Europe’s power system is moving from a race to build wind and solar into a race to make those assets usable hour by hour. NatPower and Tesla said on June 23, 2026, that they had agreed to develop 25 gigawatt hours of battery storage in Italy and Britain, the first phase of a project that could cost as much as $5 billion and eventually grow beyond 100 GWh. The companies said five initial projects would go first, and that the wider program could generate more than $15 billion in revenue over 20 years. For grids facing heavier swings in supply and demand, that matters because large batteries can soak up surplus power when renewable output is strong and release it when wind or solar dips.

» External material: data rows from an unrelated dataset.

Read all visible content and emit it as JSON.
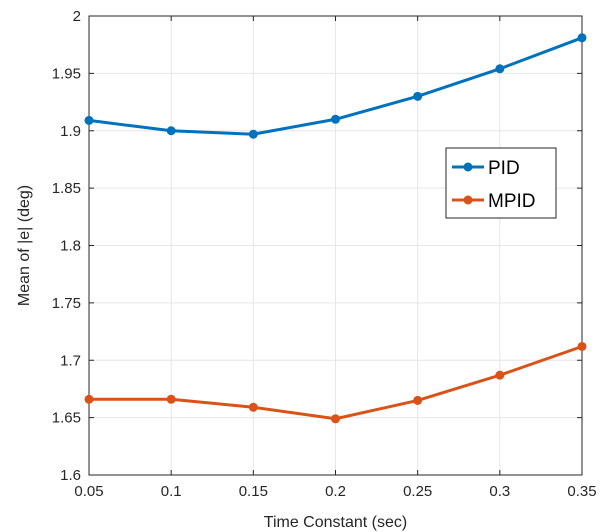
{
  "chart_data": {
    "type": "line",
    "title": "",
    "xlabel": "Time Constant (sec)",
    "ylabel": "Mean of |e| (deg)",
    "x": [
      0.05,
      0.1,
      0.15,
      0.2,
      0.25,
      0.3,
      0.35
    ],
    "xlim": [
      0.05,
      0.35
    ],
    "ylim": [
      1.6,
      2.0
    ],
    "xticks": [
      "0.05",
      "0.1",
      "0.15",
      "0.2",
      "0.25",
      "0.3",
      "0.35"
    ],
    "yticks": [
      "1.6",
      "1.65",
      "1.7",
      "1.75",
      "1.8",
      "1.85",
      "1.9",
      "1.95",
      "2"
    ],
    "grid": true,
    "legend_position": "right-middle",
    "series": [
      {
        "name": "PID",
        "color": "#0072BD",
        "values": [
          1.909,
          1.9,
          1.897,
          1.91,
          1.93,
          1.954,
          1.981
        ]
      },
      {
        "name": "MPID",
        "color": "#D95319",
        "values": [
          1.666,
          1.666,
          1.659,
          1.649,
          1.665,
          1.687,
          1.712
        ]
      }
    ]
  }
}
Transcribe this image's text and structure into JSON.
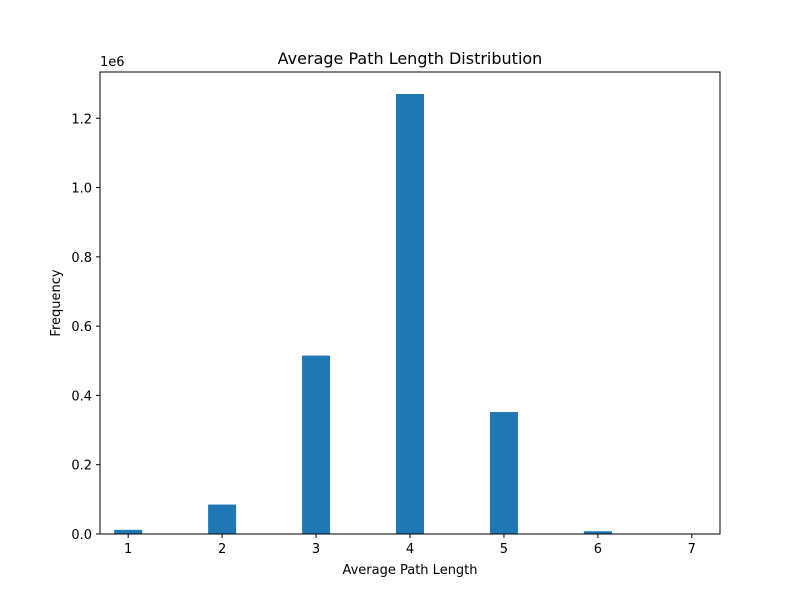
{
  "chart_data": {
    "type": "bar",
    "title": "Average Path Length Distribution",
    "xlabel": "Average Path Length",
    "ylabel": "Frequency",
    "y_offset_label": "1e6",
    "x": [
      1,
      2,
      3,
      4,
      5,
      6,
      7
    ],
    "values": [
      12000,
      85000,
      515000,
      1270000,
      352000,
      8000,
      0
    ],
    "xlim": [
      0.7,
      7.3
    ],
    "ylim": [
      0,
      1333500
    ],
    "xticks": [
      1,
      2,
      3,
      4,
      5,
      6,
      7
    ],
    "xtick_labels": [
      "1",
      "2",
      "3",
      "4",
      "5",
      "6",
      "7"
    ],
    "yticks": [
      0,
      200000,
      400000,
      600000,
      800000,
      1000000,
      1200000
    ],
    "ytick_labels": [
      "0.0",
      "0.2",
      "0.4",
      "0.6",
      "0.8",
      "1.0",
      "1.2"
    ],
    "bar_color": "#1f77b4",
    "grid": false,
    "legend": "none"
  }
}
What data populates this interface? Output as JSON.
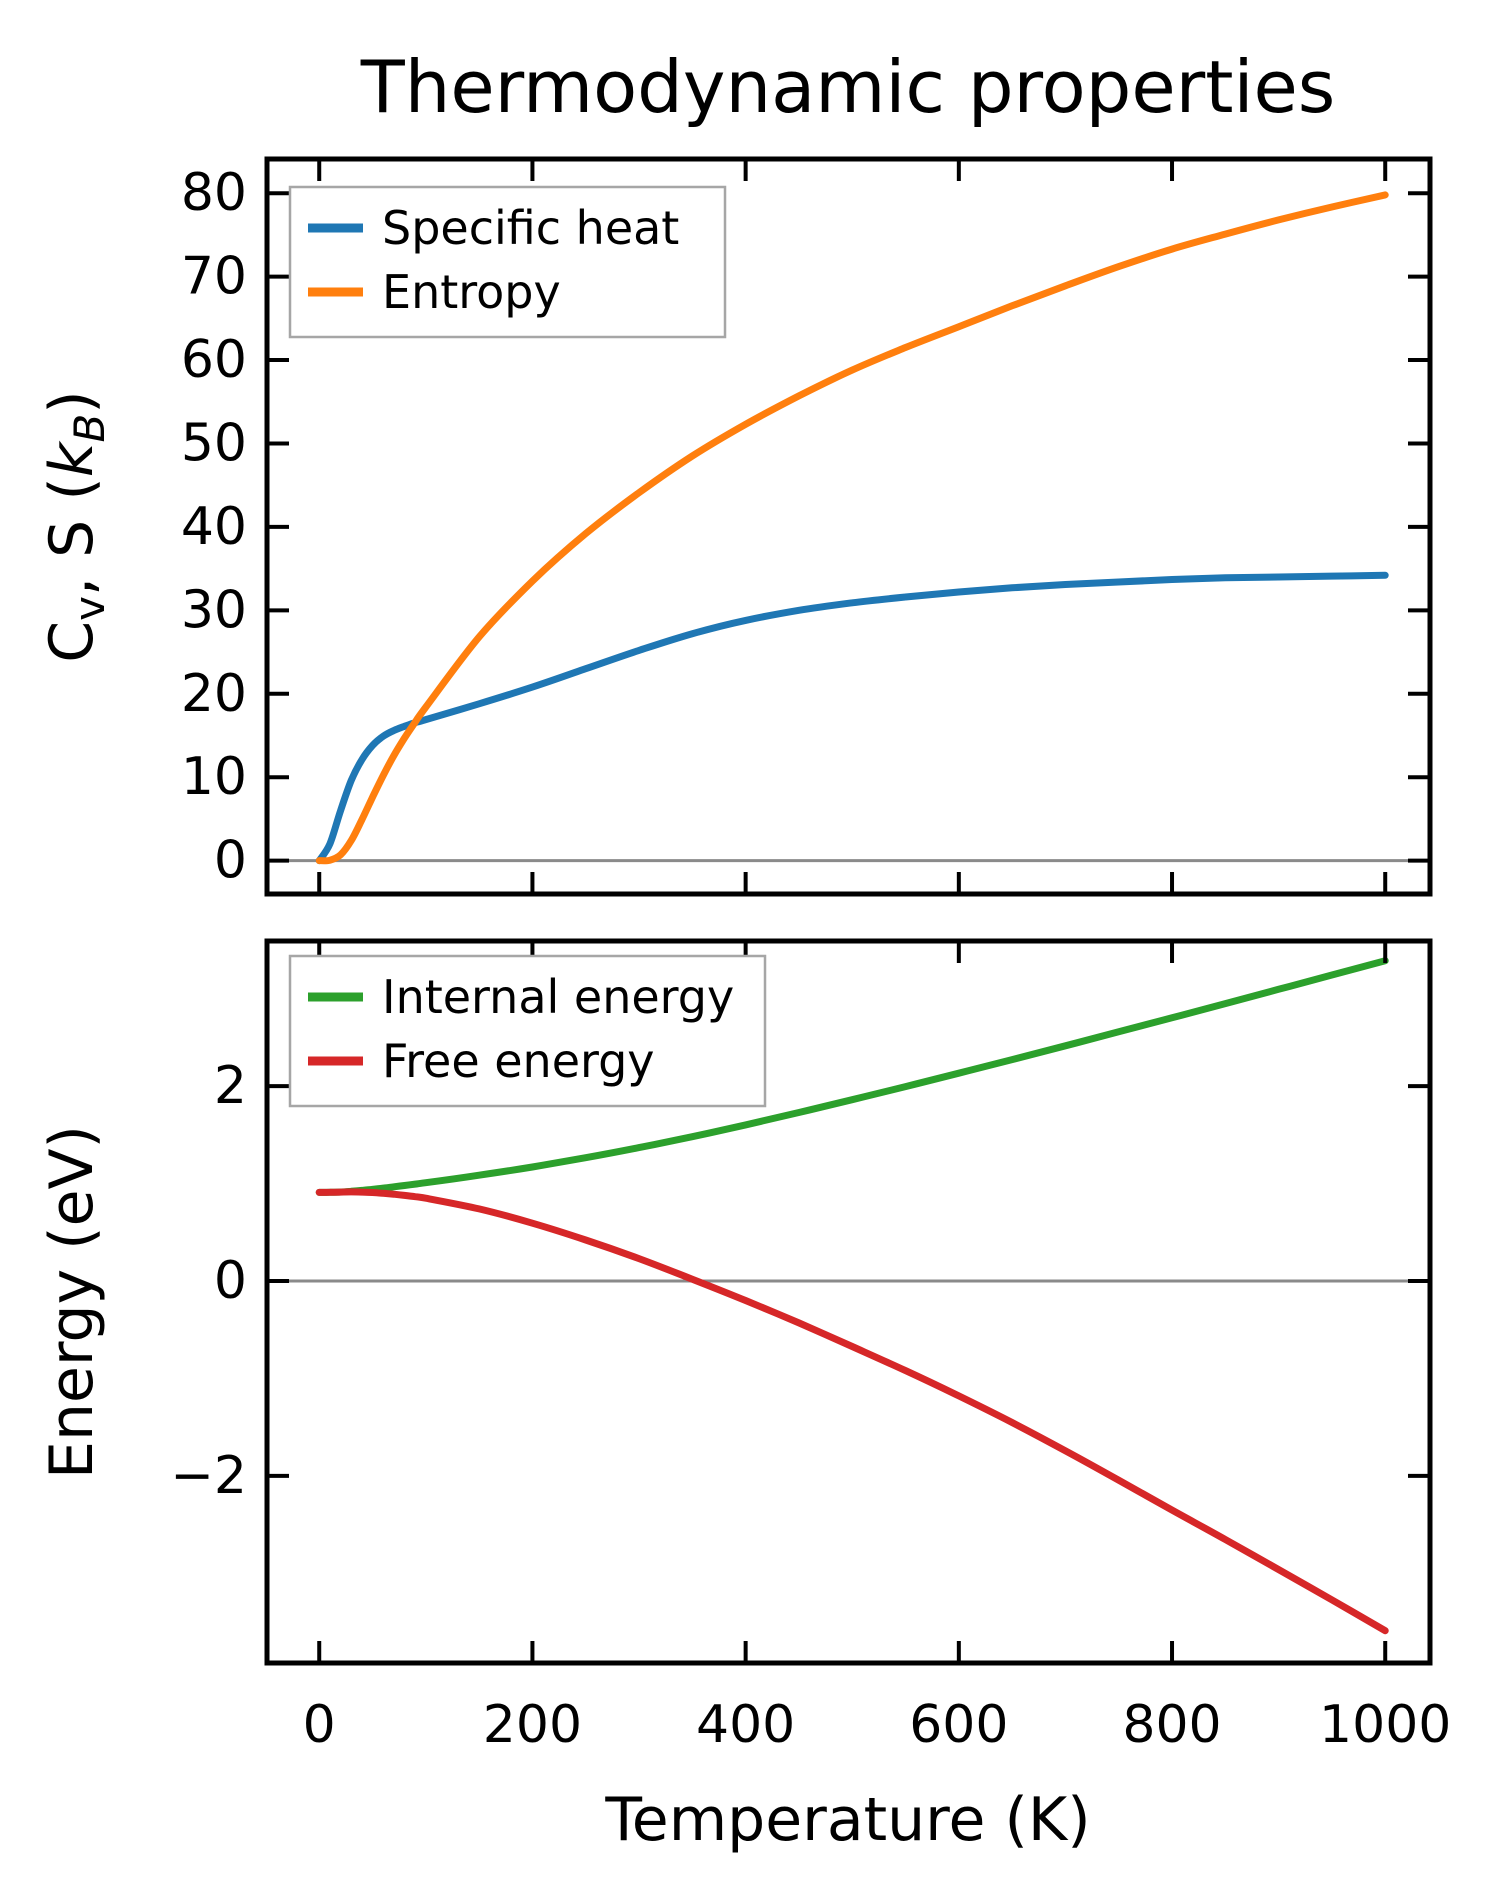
{
  "title": "Thermodynamic properties",
  "xlabel": "Temperature (K)",
  "colors": {
    "specific_heat": "#1f77b4",
    "entropy": "#ff7f0e",
    "internal_energy": "#2ca02c",
    "free_energy": "#d62728",
    "zero_line": "#8a8a8a",
    "spine": "#000000",
    "legend_border": "#a6a6a6",
    "background": "#ffffff"
  },
  "chart_data": [
    {
      "id": "top",
      "type": "line",
      "title": "",
      "ylabel_parts": [
        {
          "t": "C"
        },
        {
          "t": "v",
          "sub": true
        },
        {
          "t": ", S ("
        },
        {
          "t": "k",
          "italic": true
        },
        {
          "t": "B",
          "sub": true,
          "italic": true
        },
        {
          "t": ")"
        }
      ],
      "xlim": [
        -49,
        1042
      ],
      "ylim": [
        -4.0,
        84.1
      ],
      "xticks": [
        0,
        200,
        400,
        600,
        800,
        1000
      ],
      "yticks": [
        0,
        10,
        20,
        30,
        40,
        50,
        60,
        70,
        80
      ],
      "show_xtick_labels": false,
      "zero_line": 0,
      "grid": false,
      "legend_position": "upper left",
      "x": [
        0,
        10,
        20,
        30,
        40,
        50,
        60,
        70,
        80,
        90,
        100,
        150,
        200,
        250,
        300,
        350,
        400,
        450,
        500,
        550,
        600,
        650,
        700,
        750,
        800,
        850,
        900,
        950,
        1000
      ],
      "series": [
        {
          "name": "Specific heat",
          "slug": "specific-heat",
          "color_key": "specific_heat",
          "values": [
            0,
            2.0,
            6.0,
            9.6,
            12.1,
            13.8,
            14.9,
            15.6,
            16.1,
            16.55,
            16.9,
            18.8,
            20.8,
            23.0,
            25.2,
            27.2,
            28.8,
            30.0,
            30.9,
            31.6,
            32.2,
            32.7,
            33.1,
            33.4,
            33.7,
            33.9,
            34.0,
            34.1,
            34.2
          ]
        },
        {
          "name": "Entropy",
          "slug": "entropy",
          "color_key": "entropy",
          "values": [
            0,
            0.05,
            0.7,
            2.4,
            4.9,
            7.6,
            10.2,
            12.6,
            14.7,
            16.6,
            18.4,
            26.8,
            33.5,
            39.2,
            44.1,
            48.5,
            52.3,
            55.7,
            58.8,
            61.5,
            64.0,
            66.5,
            68.9,
            71.2,
            73.3,
            75.1,
            76.8,
            78.35,
            79.8
          ]
        }
      ]
    },
    {
      "id": "bottom",
      "type": "line",
      "title": "",
      "ylabel_parts": [
        {
          "t": "Energy (eV)"
        }
      ],
      "xlim": [
        -49,
        1042
      ],
      "ylim": [
        -3.92,
        3.49
      ],
      "xticks": [
        0,
        200,
        400,
        600,
        800,
        1000
      ],
      "yticks": [
        -2,
        0,
        2
      ],
      "show_xtick_labels": true,
      "zero_line": 0,
      "grid": false,
      "legend_position": "upper left",
      "x": [
        0,
        10,
        20,
        30,
        40,
        50,
        60,
        70,
        80,
        90,
        100,
        150,
        200,
        250,
        300,
        350,
        400,
        450,
        500,
        550,
        600,
        650,
        700,
        750,
        800,
        850,
        900,
        950,
        1000
      ],
      "series": [
        {
          "name": "Internal energy",
          "slug": "internal-energy",
          "color_key": "internal_energy",
          "values": [
            0.91,
            0.911,
            0.914,
            0.921,
            0.93,
            0.941,
            0.954,
            0.967,
            0.981,
            0.995,
            1.009,
            1.086,
            1.171,
            1.266,
            1.37,
            1.482,
            1.603,
            1.73,
            1.861,
            1.996,
            2.133,
            2.273,
            2.414,
            2.558,
            2.702,
            2.848,
            2.994,
            3.141,
            3.288
          ]
        },
        {
          "name": "Free energy",
          "slug": "free-energy",
          "color_key": "free_energy",
          "values": [
            0.91,
            0.911,
            0.913,
            0.915,
            0.913,
            0.909,
            0.901,
            0.891,
            0.879,
            0.866,
            0.85,
            0.74,
            0.594,
            0.421,
            0.23,
            0.019,
            -0.2,
            -0.43,
            -0.672,
            -0.919,
            -1.179,
            -1.452,
            -1.742,
            -2.044,
            -2.351,
            -2.652,
            -2.961,
            -3.272,
            -3.588
          ]
        }
      ]
    }
  ]
}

The scale is striking when set against the current storage base in each market. Britain’s operational grid-scale battery fleet reached 11.8 GWh in the first quarter of 2026, while Italy’s installed energy-storage capacity had climbed to 18.8 GWh. On that comparison, the new 25 GWh phase would be more than twice Britain’s present fleet and about one-third larger than Italy’s base. Tesla says Megapack is a utility-scale battery built to stabilize the grid and prevent outages, while Autobidder is a real-time trading and control platform that helps owners optimize battery dispatch in wholesale electricity markets.

AI-generated illustration
AI-generated illustration

NatPower said the projects will be owned and operated by NatPower, while Tesla will supply Megapack, EPC services and bankable trading services through Autobidder. That structure is designed to bundle hardware, engineering, market access and revenue management into one package, a sign that the difficult part is no longer battery chemistry but grid connection and delivery. NatPower has already shown how large it wants to think: in March 2024, it said it planned to invest £10 billion to build 60 GWh of battery storage in Britain, including three battery storage GigaParks in 2024, ten more planning applications in 2025 and £600 million for new substations to relieve bottlenecks.

Tesla — Wikimedia Commons
Windell Oskay from Sunnyvale, CA, USA via Wikimedia Commons (CC BY 2.0)
Battery Storage Capacity
Data visualization chart

“The sector has access to technology and capital but still struggles to deliver infrastructure consistently and within the required timelines,” Fabrizio Zago said. That is the credibility test for a program spanning two countries and aiming to exceed 100 GWh: if NatPower can secure sites, permits and grid links quickly enough, the batteries could cut blackout risk, smooth renewable integration and damp electricity price volatility. If it cannot, the $5 billion headline will remain a promise rather than a power-system shift.